Lieutenant-Colonel Steven Jordan, 51, was the only officer to stand trial for the Abu Ghraib prisoner abuse scandal. However, he was convicted only of a technical charge of disobeying orders and acquitted of all charges related to the abuses at the prison.
In its verdict on Tuesday, the military court had found Jordan guilty of ignoring a general’s order not to communicate with other soldiers about an investigation in 2004, when photos taken by US soldiers at the prison became public and touched off the scandal.
Jordan was the most senior soldier to face justice over the scandal that shocked the world in 2004 and caused lasting damage to US credibility.
Although he could have faced up to five years in prison and dismissal from the Army, prosecutors had recommended a reprimand and a fine of one month’s pay, $7,373.

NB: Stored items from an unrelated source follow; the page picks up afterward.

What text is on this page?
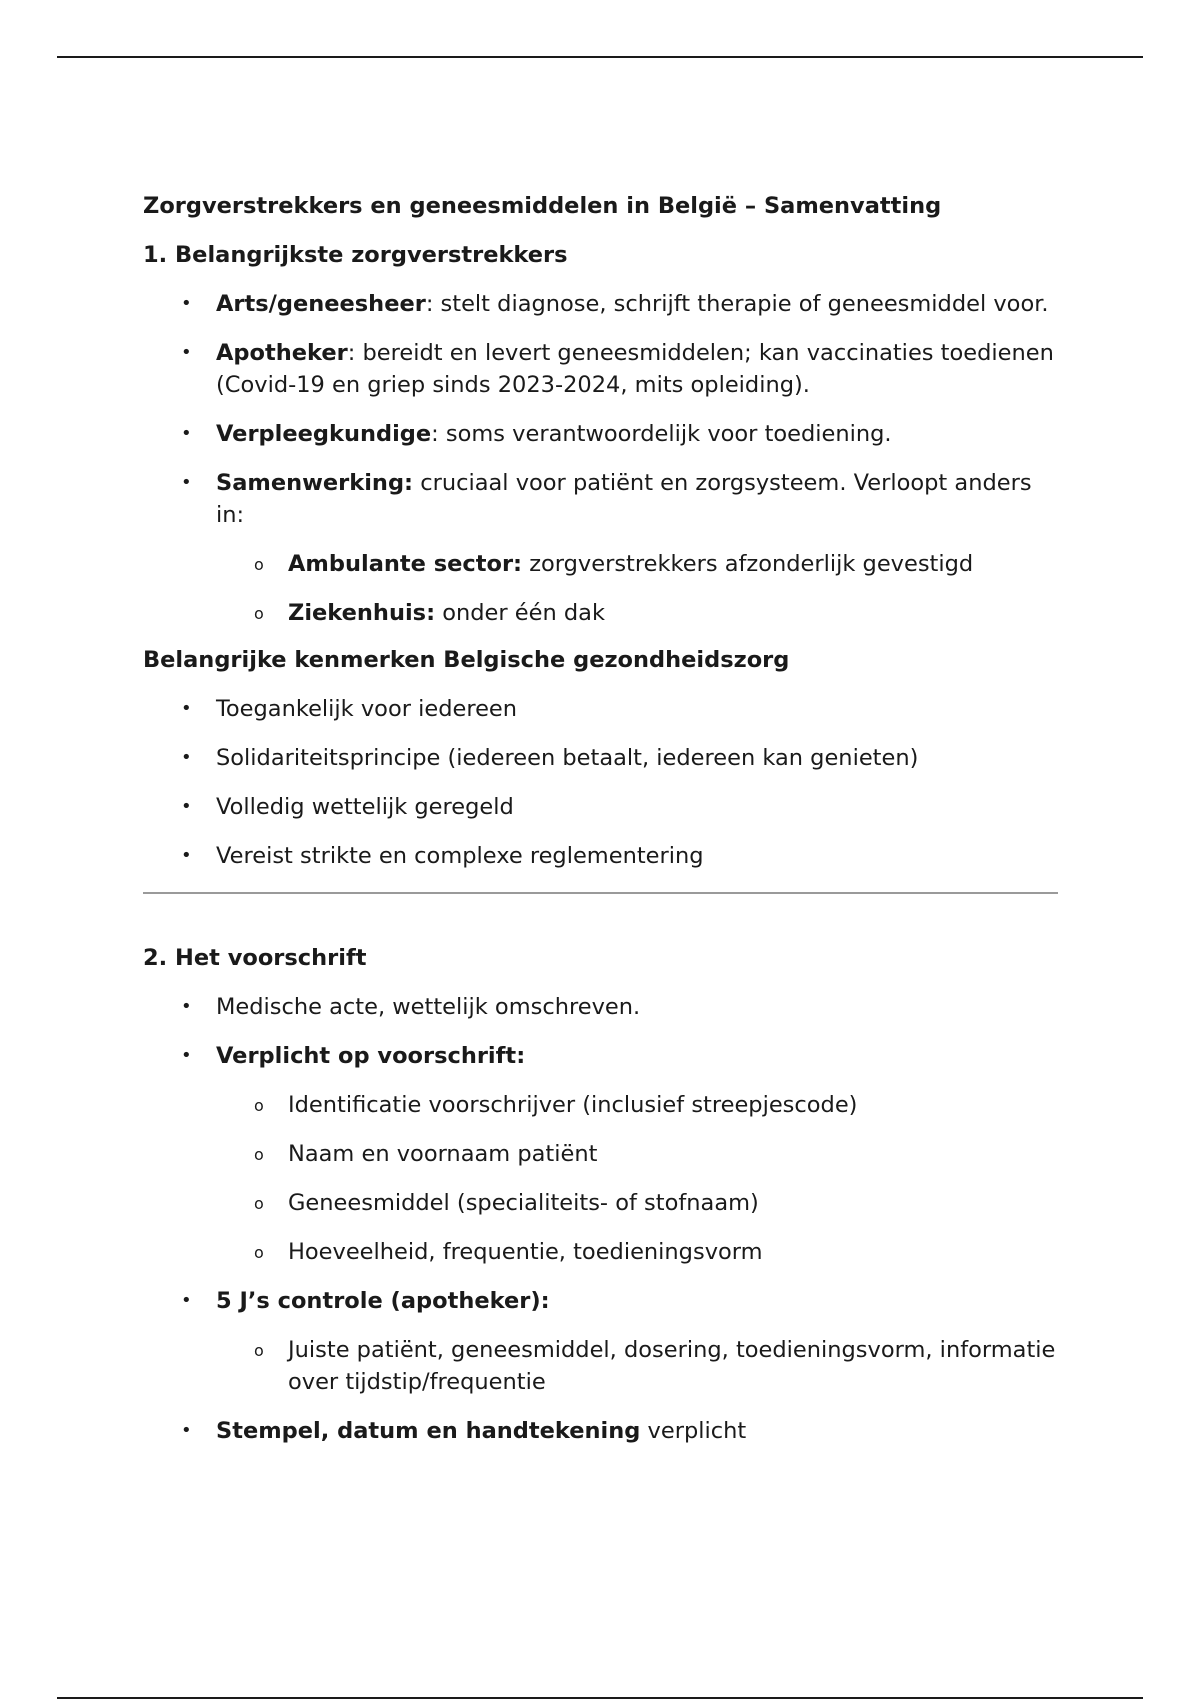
Zorgverstrekkers en geneesmiddelen in België – Samenvatting

1. Belangrijkste zorgverstrekkers

• Arts/geneesheer: stelt diagnose, schrijft therapie of geneesmiddel voor.
• Apotheker: bereidt en levert geneesmiddelen; kan vaccinaties toedienen (Covid-19 en griep sinds 2023-2024, mits opleiding).
• Verpleegkundige: soms verantwoordelijk voor toediening.
• Samenwerking: cruciaal voor patiënt en zorgsysteem. Verloopt anders in:
o Ambulante sector: zorgverstrekkers afzonderlijk gevestigd
o Ziekenhuis: onder één dak

Belangrijke kenmerken Belgische gezondheidszorg

• Toegankelijk voor iedereen
• Solidariteitsprincipe (iedereen betaalt, iedereen kan genieten)
• Volledig wettelijk geregeld
• Vereist strikte en complexe reglementering

2. Het voorschrift

• Medische acte, wettelijk omschreven.
• Verplicht op voorschrift:
o Identificatie voorschrijver (inclusief streepjescode)
o Naam en voornaam patiënt
o Geneesmiddel (specialiteits- of stofnaam)
o Hoeveelheid, frequentie, toedieningsvorm
• 5 J’s controle (apotheker):
o Juiste patiënt, geneesmiddel, dosering, toedieningsvorm, informatie over tijdstip/frequentie
• Stempel, datum en handtekening verplicht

The case was likely to be the last Abu Ghraib court-martial. Previously 11 lower-ranking US soldiers have been convicted for abuses at the prison outside Baghdad in the fall of 2003. One of them received a 10-year prison term.
A reservist who volunteered for Iraq, Jordan made a tearful plea to the court Tuesday before the jury began deliberations. His lawyers urged the 10 panel members to consider Jordan’s long military service and the wounds he suffered in Iraq.
Jordan was director of Abu Ghraib’s interrogation centre in the fall of 2003 when military police on night duty took infamous pictures of naked detainees being mistreated, sexually humiliated and threatened with dogs.
He was not specifically charged over those abuses, but with failing to ensure discipline at the prison.